The version of Windows Defender that came with Vista was a bit different and included realtime scanning when executables were run.
At this point the only other antivirus I bother keeping an install of on my personal system is Malwarebytes free in case things really go tits up and I need to run it and rkill from safe mode.
The problem is that this also includes most people who think they know what they’re doing. We’re in the middle of a big change in how general purpose computers work and it’s basically driven by accepting that people make mistakes, trusted sites or things like their URL shorteners or social media are compromised periodically, etc. Maybe you’re really good at never visiting dodgy websites, always use an ad blocker, etc. … but have you never installed the wrong Python, NPM, etc. package by mistake?
Short term, something like Defender makes sense for most devices used for web or email. Longer term, I think we need more focus on sandboxing, hardware MFA, etc. so we aren’t using systems so brittle that everything just falls apart if you make a mistake.

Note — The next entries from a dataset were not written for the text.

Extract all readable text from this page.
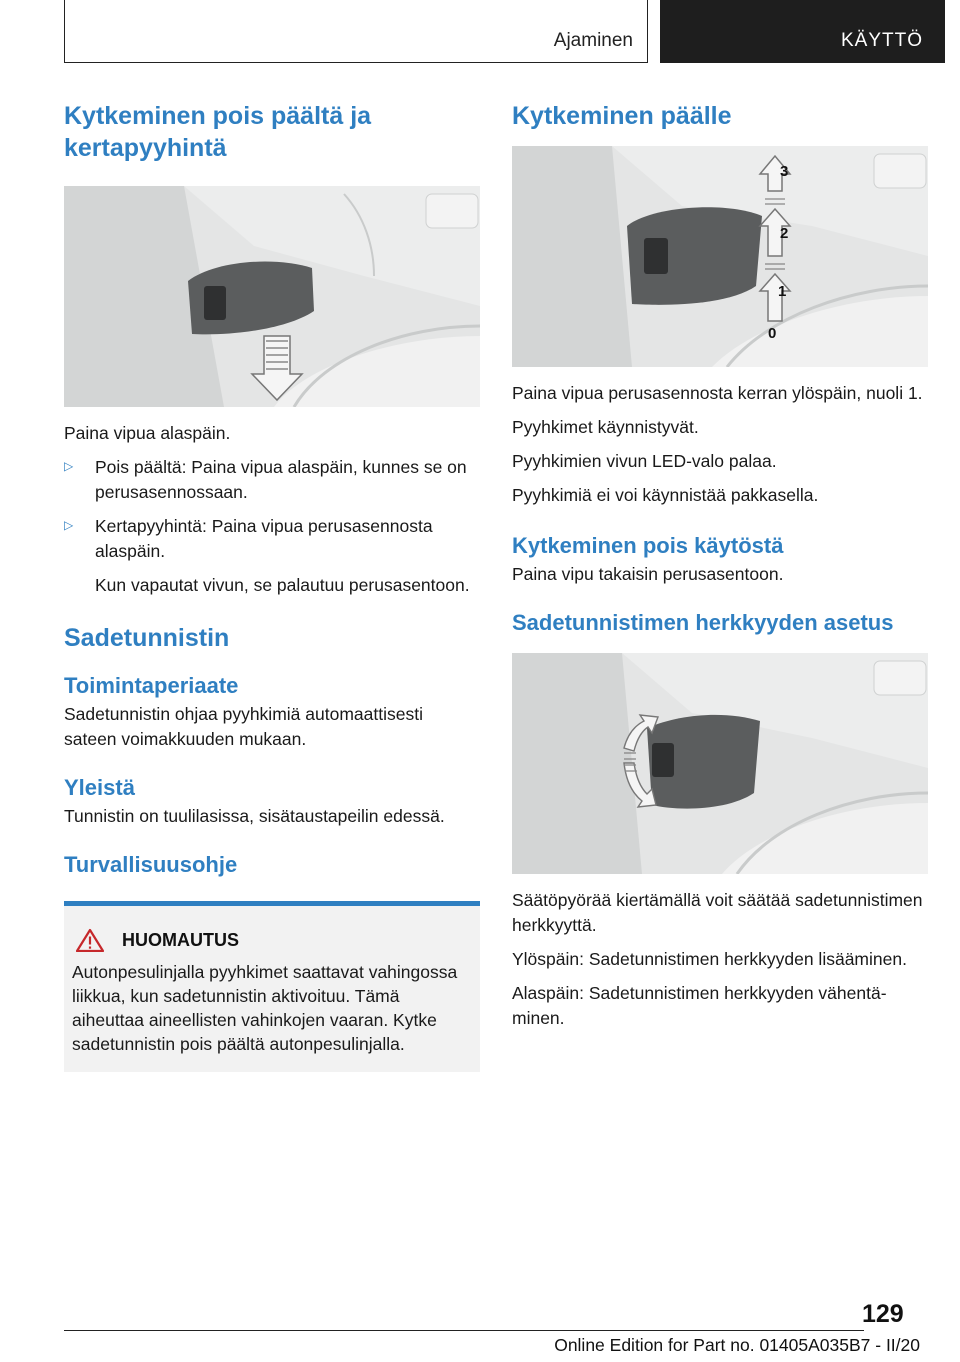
Ajaminen	KÄYTTÖ
Kytkeminen pois päältä ja kertapyyhintä

Paina vipua alaspäin.

▷ Pois päältä: Paina vipua alaspäin, kunnes se on perusasennossaan.

▷ Kertapyyhintä: Paina vipua perusasennosta alaspäin.

Kun vapautat vivun, se palautuu perusasentoon.

Sadetunnistin
Toimintaperiaate

Sadetunnistin ohjaa pyyhkimiä automaattisesti sateen voimakkuuden mukaan.

Yleistä

Tunnistin on tuulilasissa, sisätaustapeilin edessä.

Turvallisuusohje
HUOMAUTUS

Autonpesulinjalla pyyhkimet saattavat vahingossa liikkua, kun sadetunnistin aktivoituu. Tämä aiheuttaa aineellisten vahinkojen vaaran. Kytke sadetunnistin pois päältä autonpesulinjalla.

Kytkeminen päälle
3
2
1
0

Paina vipua perusasennosta kerran ylöspäin, nuoli 1.

Pyyhkimet käynnistyvät.

Pyyhkimien vivun LED-valo palaa.

Pyyhkimiä ei voi käynnistää pakkasella.

Kytkeminen pois käytöstä

Paina vipu takaisin perusasentoon.

Sadetunnistimen herkkyyden asetus

Säätöpyörää kiertämällä voit säätää sadetunnistimen herkkyyttä.

Ylöspäin: Sadetunnistimen herkkyyden lisääminen.

Alaspäin: Sadetunnistimen herkkyyden vähentäminen.

129
Online Edition for Part no. 01405A035B7 - II/20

I don’t want the entire world to be iOS but the status quo sucked more.
README.md : "to get this to work, curl or wget the following script and run it as sudo"
Linux users: Aye
Well, during Windows XP days if you connect to a LAN with compromised devices (in some countries it was popular to just hook up the entire neighborhood to a series of switches or poorly managed office network) before you install every single update possible - too late, your machine is part of the botnet.

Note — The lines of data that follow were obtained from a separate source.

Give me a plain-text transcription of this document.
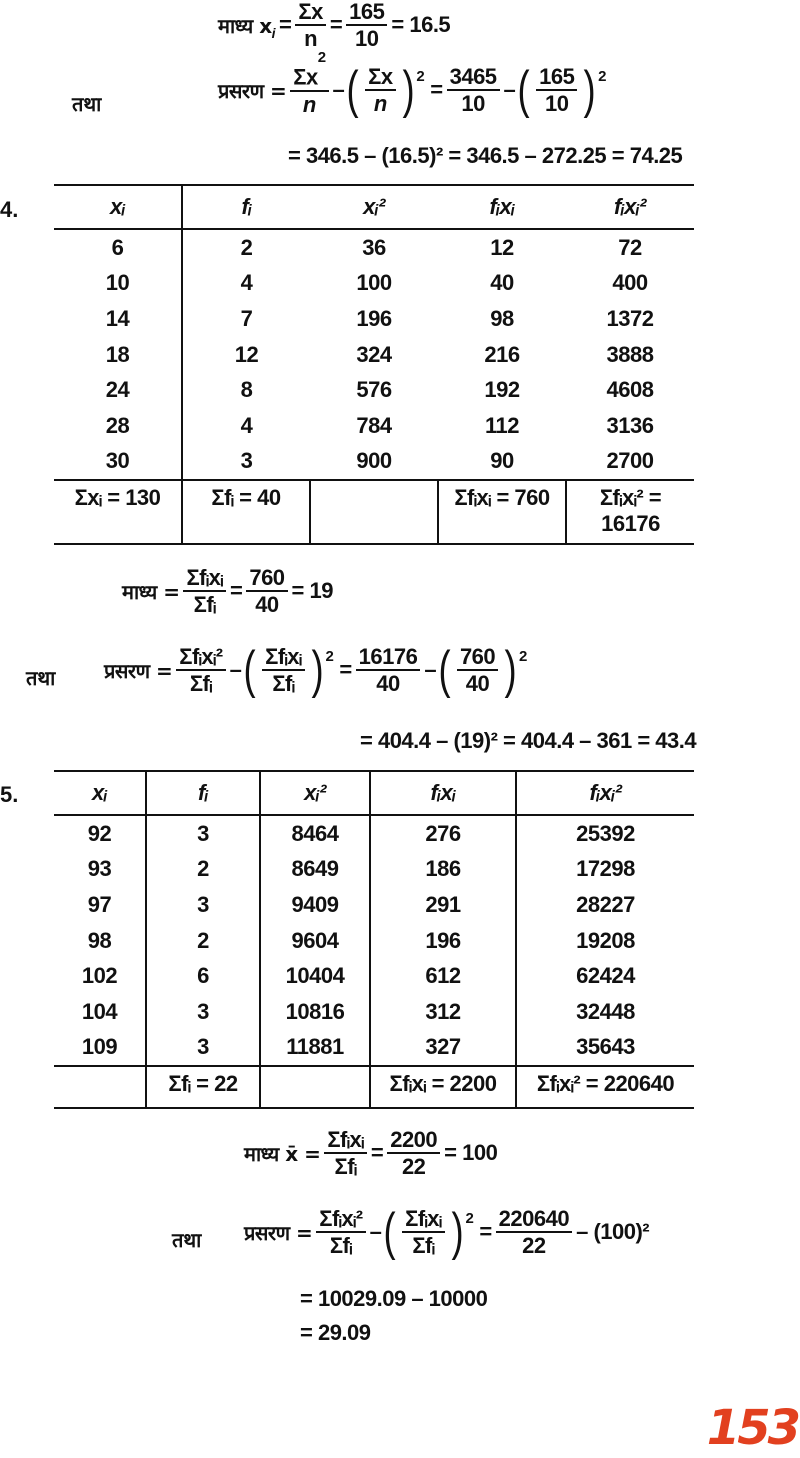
माध्य x $i = \frac{\Sigma x}{n} = \frac{165}{10} = 16.5$
तथा
प्रसरण = $\frac{\Sigma x^2}{n}$ – ( $\frac{\Sigma x}{n}$ ) 2
= $\frac{3465}{10}$ – ( $\frac{165}{10}$ ) 2
= 346.5 – (16.5)² = 346.5 – 272.25 = 74.25
4.	xᵢ	fᵢ	xᵢ²	fᵢxᵢ	fᵢxᵢ²
6	2	36	12	72
10	4	100	40	400
14	7	196	98	1372
18	12	324	216	3888
24	8	576	192	4608
28	4	784	112	3136
30	3	900	90	2700
Σxᵢ = 130	Σfᵢ = 40		Σfᵢxᵢ = 760	Σfᵢxᵢ² =
16176
माध्य = $\frac{\text{Σfᵢxᵢ}}{\text{Σfᵢ}} = \frac{760}{40} = 19$
तथा प्रसरण = $\frac{\text{Σfᵢxᵢ²}}{\text{Σfᵢ}}$ – ( $\frac{\text{Σfᵢxᵢ}}{\text{Σfᵢ}}$ ) 2
= $\frac{16176}{40}$ – ( $\frac{760}{40}$ ) 2
= 404.4 – (19)² = 404.4 – 361 = 43.4
5.	xᵢ	fᵢ	xᵢ²	fᵢxᵢ	fᵢxᵢ²
92	3	8464	276	25392
93	2	8649	186	17298
97	3	9409	291	28227
98	2	9604	196	19208
102	6	10404	612	62424
104	3	10816	312	32448
109	3	11881	327	35643
	Σfᵢ = 22		Σfᵢxᵢ = 2200	Σfᵢxᵢ² = 220640
माध्य x̄ = $\frac{\text{Σfᵢxᵢ}}{\text{Σfᵢ}} = \frac{2200}{22} = 100$
तथा प्रसरण = $\frac{\text{Σfᵢxᵢ²}}{\text{Σfᵢ}}$ – ( $\frac{\text{Σfᵢxᵢ}}{\text{Σfᵢ}}$ ) 2
= $\frac{220640}{22} - (100)^2$
= 10029.09 – 10000
= 29.09
153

Also, some environments require antivirus running for certification even if the machine in question is a linux server with read-only volumes.
Installing software to the system should be handled by a package manager, but if you must install something like this, just throw it in a tmpfile and inspect the script before running it.
I know the response to this will be "but the things the script downloads and installs could be malicious", and while this is true, so long as the sources in the install script are fine, I consider this to be a separate issue (but still a big issue).
The issue of trusting source code or binaries is a thing but it doesn't justify copy pasta'ing random scripts in the shell.
Another thing to take note of, there in the past have been bugs in terminal emulators that allowed pasting certain characters that made the text look completely different than what it actually was, so pasting "ls $HOME" could have actually been "rm -rf ~/" for example.
The original team that worked on this was awesome but a bunch of bad managers came over from Exchange and ruined it.
source: worked on this several years ago
Do you think Defender would have helped with that? I'm highly doubtful.
What would probably have, is if MS's implementation of protected folders, or whatever it's called, wouldn't have been completely brain-dead.
> EDIT: Also there's a misconception that linux somehow doesn't get viruses - however the Pytorch attack affected linux users. Making a virus for windows gives you far more targets then linux, which is why they're far more common.
That's correct. But at least on Linux, if you're so inclined, you can spend a couple of hours setting up some AppArmor or SELinux profiles to prevent random crap for accessing ~/.ssh and ~/top-secret.
This is what makes it so doable since you don't need any privilege escalation.
The reason why this is a big deal for a lot of people is your ssh keys will give you access to your git repos and other servers unless you have them password protected or use gpg/sk ssh keys which I think a lot of people don't do.
And of course if you can see the known hosts file/bash_history you'll likely have access to more servers to propagate to.
Also things like your browser cache is stored there.
This is why I store keys on a hardware key that requires me to touch it when used and manually start ssh-agent when doing a lot of `git push`.
Originally it was a lot less hostile, over the years now itself became the villain it tried to fight.